Model_psm3 <- lm(c5r2mtsc_std~catholic+w3income_1k+p5numpla+w3momed_hsb, data=psm3_data)

stargazer(Model_psm3, type="text", title="Table 5", 
          align=TRUE, dep.var.labels = "Standard Math Score",  covariate.labels=c("Catholic", "Family Income", "Number of places the student has lived for at least 4 months", "Mother's Education"),
          keep.stat = c("n", "adj.rsq"))
## 
## Table 5
## ========================================================================================
##                                                                  Dependent variable:    
##                                                              ---------------------------
##                                                                  Standard Math Score    
## ----------------------------------------------------------------------------------------
## Catholic                                                              -0.217***         
##                                                                        (0.040)          

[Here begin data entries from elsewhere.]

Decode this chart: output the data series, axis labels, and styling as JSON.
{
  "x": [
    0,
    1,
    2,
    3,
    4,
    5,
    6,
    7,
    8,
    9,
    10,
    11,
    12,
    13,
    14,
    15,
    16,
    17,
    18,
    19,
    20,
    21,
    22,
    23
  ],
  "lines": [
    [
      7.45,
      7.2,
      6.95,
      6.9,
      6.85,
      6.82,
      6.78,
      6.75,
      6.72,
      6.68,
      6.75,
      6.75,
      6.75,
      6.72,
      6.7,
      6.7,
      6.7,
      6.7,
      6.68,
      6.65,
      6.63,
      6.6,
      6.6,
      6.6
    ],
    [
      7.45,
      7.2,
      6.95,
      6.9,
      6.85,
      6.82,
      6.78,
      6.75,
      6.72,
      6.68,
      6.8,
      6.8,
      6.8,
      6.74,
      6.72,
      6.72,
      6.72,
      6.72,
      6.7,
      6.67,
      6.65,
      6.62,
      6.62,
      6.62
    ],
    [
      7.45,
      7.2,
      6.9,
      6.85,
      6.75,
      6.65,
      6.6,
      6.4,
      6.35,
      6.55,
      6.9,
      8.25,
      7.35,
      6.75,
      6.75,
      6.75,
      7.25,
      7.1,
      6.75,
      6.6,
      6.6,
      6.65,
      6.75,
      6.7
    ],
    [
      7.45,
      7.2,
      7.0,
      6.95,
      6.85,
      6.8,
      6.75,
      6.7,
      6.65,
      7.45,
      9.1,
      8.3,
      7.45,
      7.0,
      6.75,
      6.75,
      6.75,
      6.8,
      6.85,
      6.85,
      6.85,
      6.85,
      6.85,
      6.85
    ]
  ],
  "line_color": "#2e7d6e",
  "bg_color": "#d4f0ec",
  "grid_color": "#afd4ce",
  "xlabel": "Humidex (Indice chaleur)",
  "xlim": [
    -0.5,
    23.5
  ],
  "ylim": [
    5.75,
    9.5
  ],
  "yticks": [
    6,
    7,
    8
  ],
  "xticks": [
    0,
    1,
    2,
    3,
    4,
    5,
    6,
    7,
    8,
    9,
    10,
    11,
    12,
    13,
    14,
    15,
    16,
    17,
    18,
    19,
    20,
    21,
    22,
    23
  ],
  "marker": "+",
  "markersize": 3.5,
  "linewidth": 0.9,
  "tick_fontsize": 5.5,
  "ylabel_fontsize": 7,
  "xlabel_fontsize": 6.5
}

##                                                                                         
## Family Income                                                         0.004***          
##                                                                       (0.0005)          
##                                                                                         
## Number of places the student has lived for at least 4 months           -0.041           
##                                                                        (0.069)          

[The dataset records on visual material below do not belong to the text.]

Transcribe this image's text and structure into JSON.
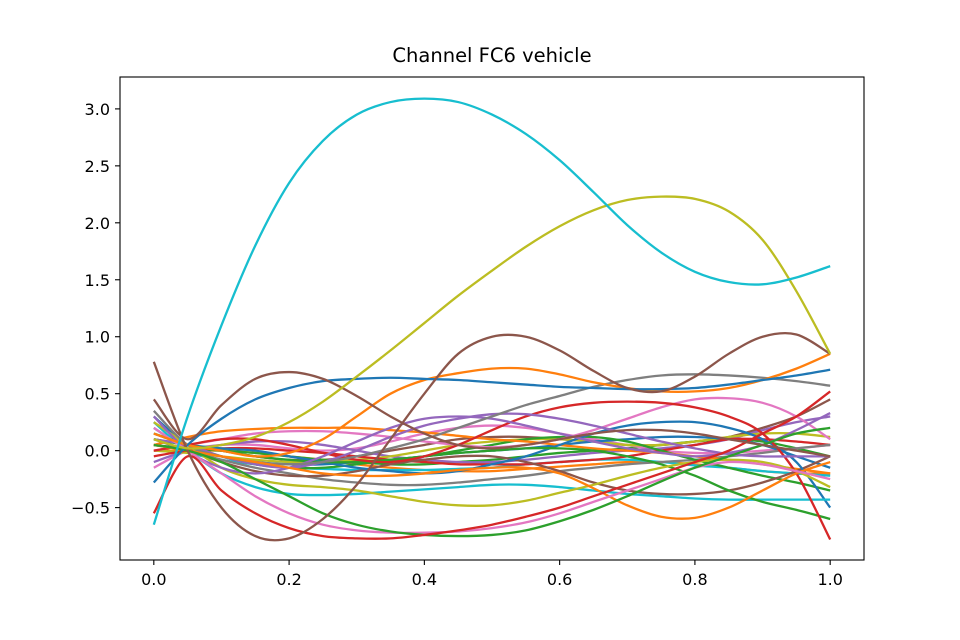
{
  "chart_data": {
    "type": "line",
    "title": "Channel FC6 vehicle",
    "xlabel": "",
    "ylabel": "",
    "xlim": [
      -0.05,
      1.05
    ],
    "ylim": [
      -0.96,
      3.28
    ],
    "grid": false,
    "legend": "none",
    "x_ticks": [
      0.0,
      0.2,
      0.4,
      0.6,
      0.8,
      1.0
    ],
    "x_tick_labels": [
      "0.0",
      "0.2",
      "0.4",
      "0.6",
      "0.8",
      "1.0"
    ],
    "y_ticks": [
      -0.5,
      0.0,
      0.5,
      1.0,
      1.5,
      2.0,
      2.5,
      3.0
    ],
    "y_tick_labels": [
      "−0.5",
      "0.0",
      "0.5",
      "1.0",
      "1.5",
      "2.0",
      "2.5",
      "3.0"
    ],
    "x": [
      0,
      0.05,
      0.1,
      0.15,
      0.2,
      0.25,
      0.3,
      0.35,
      0.4,
      0.45,
      0.5,
      0.55,
      0.6,
      0.65,
      0.7,
      0.75,
      0.8,
      0.85,
      0.9,
      0.95,
      1.0
    ],
    "series": [
      {
        "color": "#17becf",
        "values": [
          -0.65,
          0.3,
          1.1,
          1.8,
          2.35,
          2.72,
          2.95,
          3.06,
          3.09,
          3.06,
          2.95,
          2.78,
          2.55,
          2.27,
          1.98,
          1.74,
          1.57,
          1.48,
          1.46,
          1.52,
          1.62
        ]
      },
      {
        "color": "#bcbd22",
        "values": [
          0.1,
          0.02,
          0.05,
          0.12,
          0.25,
          0.43,
          0.65,
          0.88,
          1.12,
          1.36,
          1.58,
          1.79,
          1.97,
          2.11,
          2.2,
          2.23,
          2.21,
          2.1,
          1.85,
          1.4,
          0.85
        ]
      },
      {
        "color": "#8c564b",
        "values": [
          0.78,
          0.0,
          -0.5,
          -0.75,
          -0.77,
          -0.6,
          -0.3,
          0.1,
          0.5,
          0.85,
          1.0,
          1.0,
          0.88,
          0.7,
          0.55,
          0.52,
          0.65,
          0.85,
          1.0,
          1.02,
          0.85
        ]
      },
      {
        "color": "#8c564b",
        "values": [
          0.45,
          0.1,
          0.4,
          0.63,
          0.69,
          0.63,
          0.48,
          0.3,
          0.15,
          0.05,
          0.02,
          0.05,
          0.1,
          0.15,
          0.18,
          0.18,
          0.15,
          0.1,
          0.05,
          0.0,
          -0.05
        ]
      },
      {
        "color": "#1f77b4",
        "values": [
          -0.28,
          0.05,
          0.28,
          0.45,
          0.55,
          0.61,
          0.63,
          0.64,
          0.63,
          0.62,
          0.6,
          0.58,
          0.56,
          0.55,
          0.54,
          0.54,
          0.55,
          0.58,
          0.62,
          0.66,
          0.71
        ]
      },
      {
        "color": "#ff7f0e",
        "values": [
          0.15,
          0.05,
          0.0,
          -0.05,
          -0.02,
          0.1,
          0.3,
          0.5,
          0.62,
          0.68,
          0.72,
          0.72,
          0.67,
          0.6,
          0.55,
          0.52,
          0.52,
          0.55,
          0.62,
          0.72,
          0.85
        ]
      },
      {
        "color": "#d62728",
        "values": [
          -0.55,
          -0.05,
          -0.35,
          -0.55,
          -0.68,
          -0.75,
          -0.77,
          -0.77,
          -0.74,
          -0.7,
          -0.65,
          -0.58,
          -0.5,
          -0.4,
          -0.3,
          -0.2,
          -0.1,
          0.0,
          0.15,
          0.3,
          0.52
        ]
      },
      {
        "color": "#2ca02c",
        "values": [
          0.05,
          0.0,
          -0.1,
          -0.25,
          -0.4,
          -0.55,
          -0.65,
          -0.71,
          -0.74,
          -0.75,
          -0.74,
          -0.7,
          -0.62,
          -0.52,
          -0.4,
          -0.27,
          -0.15,
          -0.05,
          0.05,
          0.15,
          0.2
        ]
      },
      {
        "color": "#e377c2",
        "values": [
          0.2,
          0.0,
          -0.2,
          -0.4,
          -0.55,
          -0.65,
          -0.7,
          -0.72,
          -0.72,
          -0.71,
          -0.68,
          -0.63,
          -0.55,
          -0.45,
          -0.35,
          -0.25,
          -0.15,
          -0.1,
          -0.12,
          -0.18,
          -0.25
        ]
      },
      {
        "color": "#ff7f0e",
        "values": [
          0.05,
          0.0,
          -0.05,
          -0.1,
          -0.15,
          -0.2,
          -0.22,
          -0.22,
          -0.2,
          -0.17,
          -0.15,
          -0.15,
          -0.2,
          -0.33,
          -0.48,
          -0.58,
          -0.59,
          -0.5,
          -0.35,
          -0.2,
          -0.1
        ]
      },
      {
        "color": "#7f7f7f",
        "values": [
          0.35,
          0.05,
          -0.05,
          -0.1,
          -0.12,
          -0.1,
          -0.05,
          0.02,
          0.1,
          0.2,
          0.3,
          0.4,
          0.48,
          0.56,
          0.62,
          0.66,
          0.67,
          0.66,
          0.64,
          0.61,
          0.57
        ]
      },
      {
        "color": "#9467bd",
        "values": [
          0.3,
          0.0,
          -0.15,
          -0.2,
          -0.15,
          -0.05,
          0.08,
          0.2,
          0.28,
          0.3,
          0.28,
          0.22,
          0.15,
          0.08,
          0.02,
          -0.02,
          -0.05,
          -0.02,
          0.05,
          0.18,
          0.33
        ]
      },
      {
        "color": "#9467bd",
        "values": [
          0.1,
          0.05,
          -0.05,
          -0.12,
          -0.15,
          -0.1,
          0.0,
          0.12,
          0.22,
          0.28,
          0.32,
          0.32,
          0.28,
          0.22,
          0.15,
          0.08,
          0.02,
          -0.03,
          -0.05,
          -0.05,
          -0.05
        ]
      },
      {
        "color": "#bcbd22",
        "values": [
          0.25,
          0.05,
          -0.15,
          -0.25,
          -0.3,
          -0.32,
          -0.35,
          -0.4,
          -0.45,
          -0.48,
          -0.48,
          -0.44,
          -0.37,
          -0.3,
          -0.22,
          -0.15,
          -0.1,
          -0.08,
          -0.1,
          -0.18,
          -0.32
        ]
      },
      {
        "color": "#d62728",
        "values": [
          0.0,
          0.05,
          0.1,
          0.1,
          0.05,
          -0.02,
          -0.08,
          -0.1,
          -0.05,
          0.05,
          0.18,
          0.3,
          0.38,
          0.42,
          0.43,
          0.42,
          0.38,
          0.3,
          0.15,
          -0.2,
          -0.78
        ]
      },
      {
        "color": "#e377c2",
        "values": [
          0.0,
          0.05,
          0.1,
          0.15,
          0.17,
          0.17,
          0.15,
          0.12,
          0.08,
          0.05,
          0.03,
          0.05,
          0.1,
          0.18,
          0.28,
          0.38,
          0.45,
          0.46,
          0.42,
          0.3,
          0.1
        ]
      },
      {
        "color": "#2ca02c",
        "values": [
          0.1,
          0.05,
          0.0,
          -0.05,
          -0.08,
          -0.1,
          -0.1,
          -0.08,
          -0.05,
          -0.02,
          0.0,
          0.02,
          0.02,
          0.0,
          -0.05,
          -0.12,
          -0.22,
          -0.35,
          -0.45,
          -0.52,
          -0.6
        ]
      },
      {
        "color": "#17becf",
        "values": [
          0.2,
          0.0,
          -0.2,
          -0.32,
          -0.38,
          -0.39,
          -0.38,
          -0.36,
          -0.34,
          -0.32,
          -0.3,
          -0.3,
          -0.32,
          -0.35,
          -0.38,
          -0.4,
          -0.42,
          -0.43,
          -0.43,
          -0.43,
          -0.43
        ]
      },
      {
        "color": "#1f77b4",
        "values": [
          0.1,
          0.05,
          0.02,
          0.0,
          -0.05,
          -0.1,
          -0.15,
          -0.18,
          -0.2,
          -0.18,
          -0.12,
          -0.05,
          0.05,
          0.15,
          0.22,
          0.25,
          0.25,
          0.2,
          0.1,
          -0.1,
          -0.5
        ]
      },
      {
        "color": "#8c564b",
        "values": [
          0.05,
          0.0,
          -0.1,
          -0.18,
          -0.22,
          -0.22,
          -0.18,
          -0.12,
          -0.08,
          -0.05,
          -0.05,
          -0.1,
          -0.18,
          -0.28,
          -0.35,
          -0.38,
          -0.38,
          -0.35,
          -0.28,
          -0.18,
          -0.05
        ]
      },
      {
        "color": "#ff7f0e",
        "values": [
          0.05,
          0.12,
          0.17,
          0.19,
          0.2,
          0.2,
          0.2,
          0.18,
          0.16,
          0.13,
          0.1,
          0.08,
          0.05,
          0.02,
          0.0,
          -0.02,
          -0.05,
          -0.08,
          -0.12,
          -0.16,
          -0.2
        ]
      },
      {
        "color": "#2ca02c",
        "values": [
          0.15,
          0.05,
          -0.05,
          -0.12,
          -0.15,
          -0.15,
          -0.12,
          -0.08,
          -0.05,
          0.0,
          0.05,
          0.1,
          0.12,
          0.12,
          0.08,
          0.0,
          -0.08,
          -0.15,
          -0.22,
          -0.28,
          -0.35
        ]
      },
      {
        "color": "#7f7f7f",
        "values": [
          0.1,
          0.0,
          -0.08,
          -0.15,
          -0.2,
          -0.25,
          -0.28,
          -0.3,
          -0.3,
          -0.28,
          -0.25,
          -0.22,
          -0.18,
          -0.15,
          -0.12,
          -0.1,
          -0.08,
          -0.05,
          -0.02,
          0.02,
          0.05
        ]
      },
      {
        "color": "#d62728",
        "values": [
          -0.05,
          0.0,
          0.02,
          0.02,
          0.0,
          -0.02,
          -0.05,
          -0.08,
          -0.1,
          -0.12,
          -0.12,
          -0.12,
          -0.1,
          -0.08,
          -0.05,
          0.0,
          0.05,
          0.1,
          0.1,
          0.08,
          0.05
        ]
      },
      {
        "color": "#1f77b4",
        "values": [
          0.3,
          0.05,
          -0.05,
          -0.1,
          -0.12,
          -0.12,
          -0.1,
          -0.08,
          -0.05,
          -0.02,
          0.0,
          0.02,
          0.05,
          0.08,
          0.1,
          0.12,
          0.12,
          0.1,
          0.05,
          -0.05,
          -0.15
        ]
      },
      {
        "color": "#bcbd22",
        "values": [
          0.0,
          -0.02,
          -0.05,
          -0.08,
          -0.1,
          -0.1,
          -0.08,
          -0.05,
          0.0,
          0.05,
          0.08,
          0.1,
          0.1,
          0.08,
          0.05,
          0.05,
          0.08,
          0.12,
          0.15,
          0.15,
          0.12
        ]
      },
      {
        "color": "#9467bd",
        "values": [
          -0.1,
          0.0,
          0.05,
          0.08,
          0.08,
          0.05,
          0.0,
          -0.05,
          -0.08,
          -0.1,
          -0.1,
          -0.08,
          -0.05,
          -0.02,
          0.0,
          0.02,
          0.05,
          0.1,
          0.18,
          0.25,
          0.3
        ]
      },
      {
        "color": "#17becf",
        "values": [
          0.25,
          0.0,
          -0.08,
          -0.12,
          -0.15,
          -0.16,
          -0.17,
          -0.17,
          -0.17,
          -0.16,
          -0.15,
          -0.12,
          -0.1,
          -0.08,
          -0.08,
          -0.1,
          -0.13,
          -0.15,
          -0.18,
          -0.2,
          -0.22
        ]
      },
      {
        "color": "#e377c2",
        "values": [
          -0.15,
          0.0,
          0.05,
          0.05,
          0.02,
          0.0,
          0.02,
          0.08,
          0.15,
          0.2,
          0.22,
          0.2,
          0.15,
          0.1,
          0.05,
          0.0,
          -0.02,
          -0.02,
          0.0,
          0.02,
          0.05
        ]
      },
      {
        "color": "#2ca02c",
        "values": [
          0.05,
          0.02,
          0.0,
          -0.02,
          -0.05,
          -0.08,
          -0.1,
          -0.12,
          -0.12,
          -0.1,
          -0.08,
          -0.05,
          -0.02,
          0.0,
          0.02,
          0.05,
          0.08,
          0.1,
          0.08,
          0.02,
          -0.05
        ]
      },
      {
        "color": "#ff7f0e",
        "values": [
          0.0,
          0.0,
          0.0,
          -0.02,
          -0.05,
          -0.08,
          -0.12,
          -0.15,
          -0.17,
          -0.18,
          -0.18,
          -0.16,
          -0.14,
          -0.12,
          -0.1,
          -0.1,
          -0.12,
          -0.15,
          -0.18,
          -0.2,
          -0.2
        ]
      },
      {
        "color": "#8c564b",
        "values": [
          0.15,
          0.05,
          0.0,
          -0.05,
          -0.08,
          -0.08,
          -0.05,
          0.0,
          0.05,
          0.1,
          0.12,
          0.12,
          0.1,
          0.08,
          0.05,
          0.05,
          0.08,
          0.12,
          0.2,
          0.3,
          0.45
        ]
      }
    ]
  }
}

##                                                                                         
## Mother's Education                                                    -0.315***         
##                                                                        (0.051)          

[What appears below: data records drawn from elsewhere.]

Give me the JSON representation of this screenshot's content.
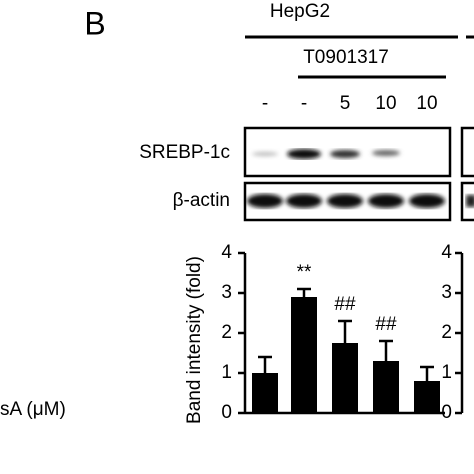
{
  "panel_label": "B",
  "blot": {
    "group": "HepG2",
    "treatment": "T0901317",
    "lanes": [
      "-",
      "-",
      "5",
      "10",
      "10"
    ],
    "rows": [
      "SREBP-1c",
      "β-actin"
    ]
  },
  "dose_label": "sA (μM)",
  "chart_data": [
    {
      "type": "bar",
      "y_label": "Band intensity (fold)",
      "values": [
        1.0,
        2.9,
        1.75,
        1.3,
        0.8
      ],
      "errors": [
        0.4,
        0.2,
        0.55,
        0.5,
        0.35
      ],
      "color": "#000000",
      "ylim": [
        0,
        4
      ],
      "yticks": [
        0,
        1,
        2,
        3,
        4
      ],
      "annotations": [
        {
          "text": "**",
          "bar": 1
        },
        {
          "text": "##",
          "bar": 2
        },
        {
          "text": "##",
          "bar": 3
        }
      ]
    },
    {
      "type": "bar",
      "ylim": [
        0,
        4
      ],
      "yticks": [
        0,
        1,
        2,
        3,
        4
      ]
    }
  ]
}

##                                                                                         
## Constant                                                               0.198**          
##                                                                        (0.091)          
##                                                                                         
## ----------------------------------------------------------------------------------------
## Observations                                                            1,860           
## Adjusted R2                                                             0.081           
## ========================================================================================
## Note:                                                        *p<0.1; **p<0.05; ***p<0.01

After Lasso Matching, the math core for students going to catholic school is lower by 0.217 points than non-catholic school students at 1% level of significance

# Original Matching 
plot(sort_psm_data$distance, sort_psm_data$pr_score, type = "b", frame = FALSE, pch = 19, 
     col = "red", xlab = "x", ylab = "y")
# Lasso Matching 
lines(psm3_data$distance, psm3_data$pr_score1, pch = 18, col = "blue", type = "b", lty = 2)
# Add a legend to the plot
legend("topleft", legend=c("Original Matching", "Lasso Matching"),
       col=c("red", "blue"), lty = 1:2, cex=0.8)

From the above graph, we can see that lasso matching is not different than original matching.